Worldwide, open badges are becoming a popular way for motivating and rewarding learners for acquired skills. These skills can be obtained in diverse contexts, e.g. through formal, non-formal and informal learning.

These digital credentials are trustworthy and thus useful for job applications and education admission. The underlying infrastructure guarantees provenance and immutability. Many examples of successful implementation already exist, like the “badging” of MOOCS by the UK Open University, or that of their complete in-company training by IBM.

What is a badge?

Since the age/era of the analog world, badges are a visual representation of an accomplishment, skill, quality or interest. From Sheriffs, Boy or Girl Scouts, to PADI diving instructors. More recently badges in digital form are used to set goals, motivate behaviours and represent achievements in many computer games.
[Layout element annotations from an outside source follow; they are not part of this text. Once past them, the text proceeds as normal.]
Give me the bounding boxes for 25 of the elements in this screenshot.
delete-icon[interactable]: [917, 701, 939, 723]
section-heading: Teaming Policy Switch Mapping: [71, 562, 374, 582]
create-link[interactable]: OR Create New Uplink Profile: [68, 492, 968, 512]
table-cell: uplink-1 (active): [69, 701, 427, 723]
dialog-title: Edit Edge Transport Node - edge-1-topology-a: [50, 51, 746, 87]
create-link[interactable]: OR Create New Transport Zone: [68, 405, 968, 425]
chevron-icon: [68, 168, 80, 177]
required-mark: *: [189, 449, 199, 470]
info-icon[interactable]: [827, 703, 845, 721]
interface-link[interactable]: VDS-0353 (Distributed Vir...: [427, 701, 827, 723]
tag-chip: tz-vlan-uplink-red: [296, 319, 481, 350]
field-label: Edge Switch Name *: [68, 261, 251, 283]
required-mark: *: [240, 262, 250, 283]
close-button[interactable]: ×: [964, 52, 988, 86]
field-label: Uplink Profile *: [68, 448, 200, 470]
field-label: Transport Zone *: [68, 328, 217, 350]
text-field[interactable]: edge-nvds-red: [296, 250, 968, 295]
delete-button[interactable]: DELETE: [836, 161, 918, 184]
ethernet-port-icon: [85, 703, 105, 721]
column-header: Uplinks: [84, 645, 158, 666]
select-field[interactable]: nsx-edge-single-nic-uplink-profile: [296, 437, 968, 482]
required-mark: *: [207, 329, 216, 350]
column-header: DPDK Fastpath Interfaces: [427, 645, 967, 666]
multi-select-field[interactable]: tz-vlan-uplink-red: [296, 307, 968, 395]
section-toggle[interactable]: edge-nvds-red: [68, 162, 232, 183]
This concept was an important element within “the gamification of learning”. Open Badges take that concept of digital badges further. It is an open and non-commercial technical standard created by Mozilla, which allows for the creation of verifiable, portable digital badges.

All the information (metadata) about skills and achievements, its recipient, the issuer, and any supporting evidence is irreversibly “baked” into a badge image file. Open Badges are shareable across the web, in online CVs or on social media.

Issuing Open Badges

Open Badge is free and open technical standard. Any institution, business or community may issue badges to its employees, learners or members based on what they can do or what they have learned.

For example, badges may be awarded for traditional achievements such as the completion of a course, the mastery of a particular language or for smaller achievements such as “being on time” or leaving helpful comments in an online learning environment. So the “size” of a badge may differ very much. Open Badges might be issued to recognise general (transversal) key competences, or to recognise specific job-oriented skills. Using existing competency standards, improves standardisation and thus recognisability of the badge.

Next to that it is important to describe what criteria for earning the badge are tested. That might be an old fashioned examination, but also expert or peer evaluation.

Issuing a badge is always connected with precise definition of the content for what it stands for and the way the criteria are evaluated. Together with the reputation of the issuing organisation, these are the foremost important factors to give value to a specific badge.

 

Managing and sharing Open Badges

Usually a badge is distributed by the issuer to the learner through email. The learner can opt to keep it there, but a better option is to upload it to an e-portfolio or a so-called “badge backpack” where it can be managed.  The system is based on an open standard, so earners can group badges from different issuers to show the complete story of their achievements. From the backpack, the learner can share them for employment or further education purposes.

 

“Consuming” Open Badges

Learners will share their on distinct moments (that can be plotted within the Compleap framework) during lifelong learning with “badge consumers” like guidance professionals, admission officers or HR-specialist when in training, starting education or during job application respectively.